Oversized Competition
In general the new artistic director reduced the total number of films and videos screened from 493 to 407 (short-films, middle and long-métrages). But the International Competition was too big. Why select 21 movies if there are only half of them that have the quality to deserve screening? This should be a point to address in the future. The artistic team has to do its work and make a much more serious effort to avoid a weak competition. The target has to be to make a strong competition even if it is not easy attracting premieres to Locarno shortly before the festivals of Venice and San Sebastian.
The Official Prize Winners
So, for the FIPRESCI jury it was not easy to discover the interesting and outstanding works among the ones that do not fit into such a competition. Maybe it was easier for the international jury to find a decision than for the film critics. The official jury selected Body Rice (O Céu Que Nos Impede, directed by Hugo Vieira da Silva, Portugal) as special mention, Le dernier des fous (directed by Laurent Achard, France and Belgium) for the best director, Amber Tamblyn in Stephanie Daley (directed by Hillary Brougher, USA) and Burghart Klaussner in The Man from the Embassy (Der Mann von der Botschaft, directed by Dito Tsintsadze, Germany) for the best male and female actor and Half Nelson (directed by Ryan Fleck, USA) as the special prize. These decisions seem to be fair, objective and can be discussed.
First Film and First Prize as Surprise
But why they have given the Pardo d’Oro, the first prize to The Waitress (Das Fraeulein) by Andrea Staka (Switzerland/Germany) is a real mystery. It is a smaller oeuvre, a television movie about immigration. Three women are standing in the middle of their fight for acceptance and respect around a cantina in a big city. Even if it is the first long-métrage for Andrea Staka, you can feel the strong personality of Samir who produced the movie. The Waitress is, in its pictures, rhythms and cuttings, very close to Snow White, Samir’s own latest film. The acting by the female lead characters is of a high quality, but to give the first prize seems to be a tribute to the hosting country of the film festival.
Switzerland’s Strong Documentaries
Seven days, seven films, the programme of the Semaine de la Critique, the Critic’s Week to follow was much more of interest. And it figured out, respectively proofed, that documentaries are the strong part of the Swiss film scene. Three world premieres coming from Swiss directors have been screened.

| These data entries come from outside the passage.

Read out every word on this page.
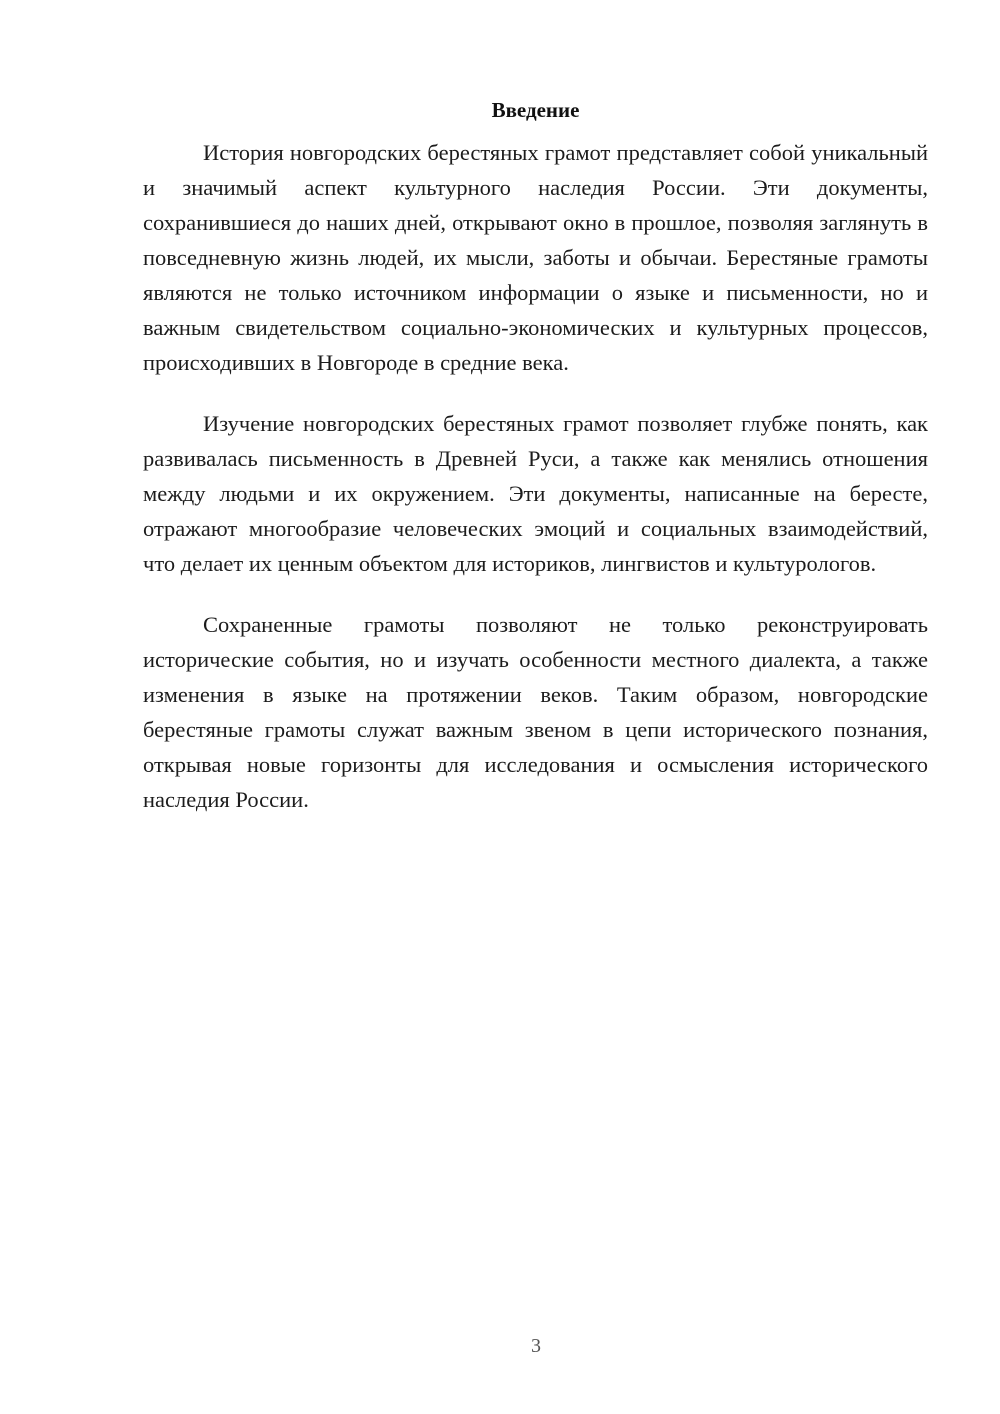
Введение

История новгородских берестяных грамот представляет собой уникальный и значимый аспект культурного наследия России. Эти документы, сохранившиеся до наших дней, открывают окно в прошлое, позволяя заглянуть в повседневную жизнь людей, их мысли, заботы и обычаи. Берестяные грамоты являются не только источником информации о языке и письменности, но и важным свидетельством социально-экономических и культурных процессов, происходивших в Новгороде в средние века.

Изучение новгородских берестяных грамот позволяет глубже понять, как развивалась письменность в Древней Руси, а также как менялись отношения между людьми и их окружением. Эти документы, написанные на бересте, отражают многообразие человеческих эмоций и социальных взаимодействий, что делает их ценным объектом для историков, лингвистов и культурологов.

Сохраненные грамоты позволяют не только реконструировать исторические события, но и изучать особенности местного диалекта, а также изменения в языке на протяжении веков. Таким образом, новгородские берестяные грамоты служат важным звеном в цепи исторического познания, открывая новые горизонты для исследования и осмысления исторического наследия России.

3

Each of them is very strong, even if they are directed completely differently.
Critic’s Week as Highlight
Hardcore Chambermusic by Peter Liechti is an amalgam of 30 days concentrated live performances of a three piece band improvising their own music. An excellent work by the director and musicians, artificial but never forgets the body. Opposite that Alpine Saga (Das Erbe der Bergler) by Erich Langjahr is five years hard work behind humorous pictures of haymaking in the high Alps of the central part of Switzerland. The director is always lucky in finding strong characters and beautiful pictures apart the idyllic postcard themes. The winning film of the Critic’s Week was Zeit des Abschieds by Mehdi Sahebi. This filming document of a dying man goes absolutely to the heart. A father, also a junkie, is a strong man in a dying body that we follow during his final months until the end, passing away in the arms of two nurses. Mehdi Sahebi had the good sense to let his camera run, even during uncomfortable moments.
Into The Future
Next year will be the 60 year jubilee of the International Film Festival Locarno. Maybe then the new film tower, at a height of 70 meters with five screens, will be opened by the Major of the City of Locarno, Carla Speciali, as proposed. But the festival itself should think about the possibility of making out of two competitions only one. This means to bring together the International Competition and the Competition Filmmakers of the Present. This should guarantee a minimal quality of the films and an interesting competition to follow. It makes no sense to have two different competitions that are that close to each other. Hopefully the status of the FIPRESCI jury will also be cleared during the next twelve months as the film critics jury is far out of the focus, hidden behind several minor juries.